Losing abilities has majorly affected me and my life. I don't know how would do in school because I have been absent from it since everything happened. That being said I still deal with a number of problems in my everyday life. I no longer talk about things with connections to other things.... it means I have trouble holding a conversation to the highest extent. I am not longer a lot of things.... BUT!
The one thing I am is a new person that isn't going to give up. I had to battle with myself for so long about how I was worth nothing and that I had nothing to contribute. I was wrong and now I happy to see that everyone has something to contribute.. Instead of talking I now listen and people respect that. Showing up at social events with nothing to say at first made me feel awkward.... but now I feel strong and silent. People will always say thing that are going to bother people with illness. We just have to be that much stronger than them. Not letting what they say or do bother us reflects on us positively, we are stronger. I have found that my true friends are sticking by me. I have found that there is peace in silence.

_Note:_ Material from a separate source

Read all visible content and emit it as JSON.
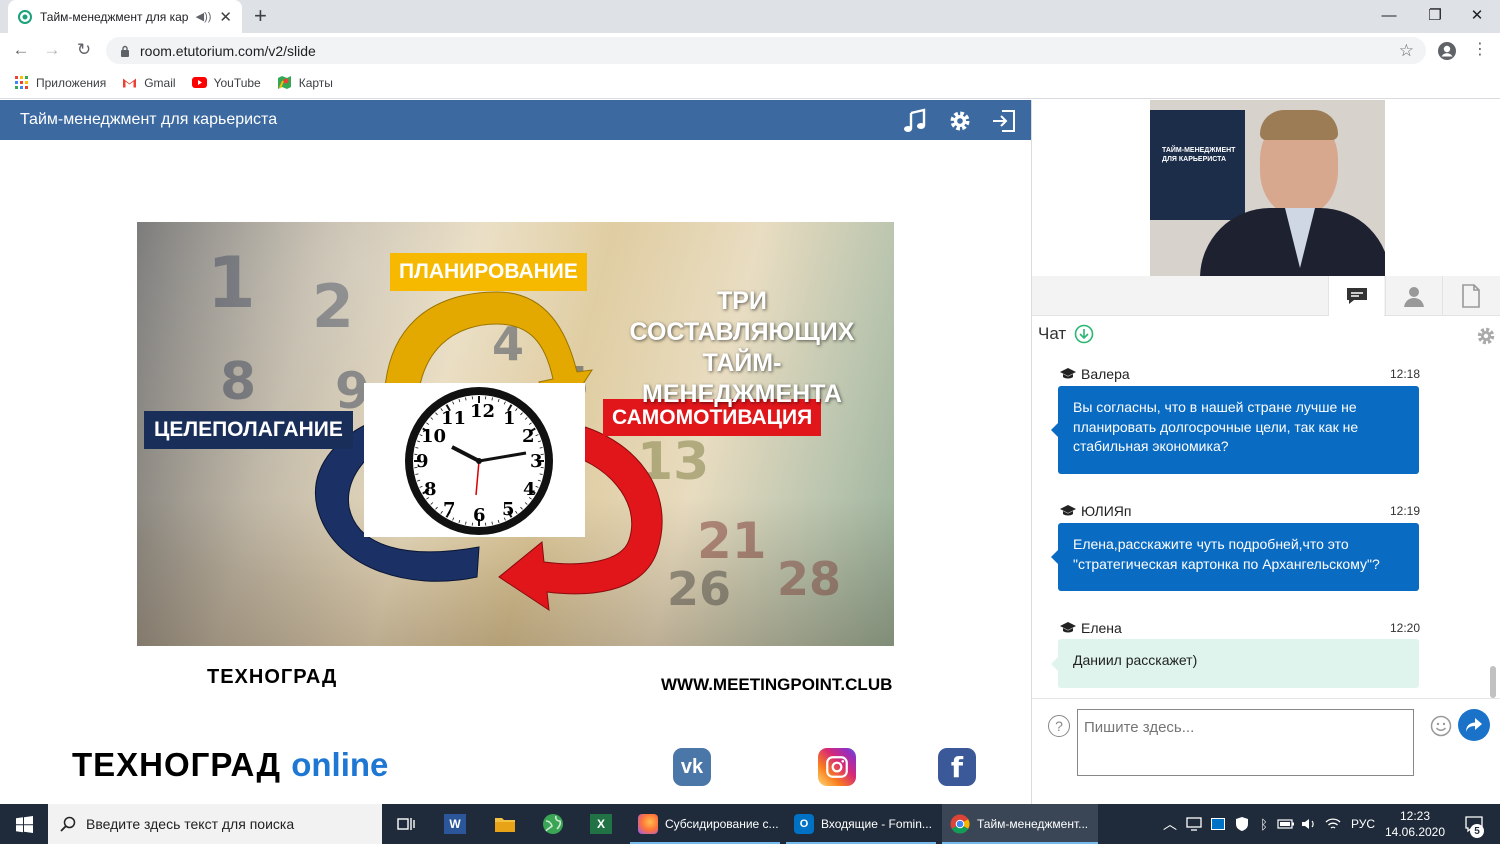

What this all means is that it's not the end of the line for you. Sure you have difficulties with the mess your mind made, but don't let that be your crash landing before the finish line. Let it be in game adjustment that boosts you above the rest because of what you have to deal with. We all have problems and every time you get up after a failure you're one more step up on the success ladder. It's a mind of mind concept, but one thing we never lose the ability to have will power. No matter how disabled we are, we always have a choice to give up or carry on. Sure you might not get A's or maybe anything close to that.... but I've always said a letter on a piece of paper doesn't tell me who I am. Even if we're not all geniuses we're all people that live on earth together and the happier you can be the better your life will be no matter the difficulties.
Sit back, throw on some tunes, and never give up. There is a place for everyone, we just have to find it.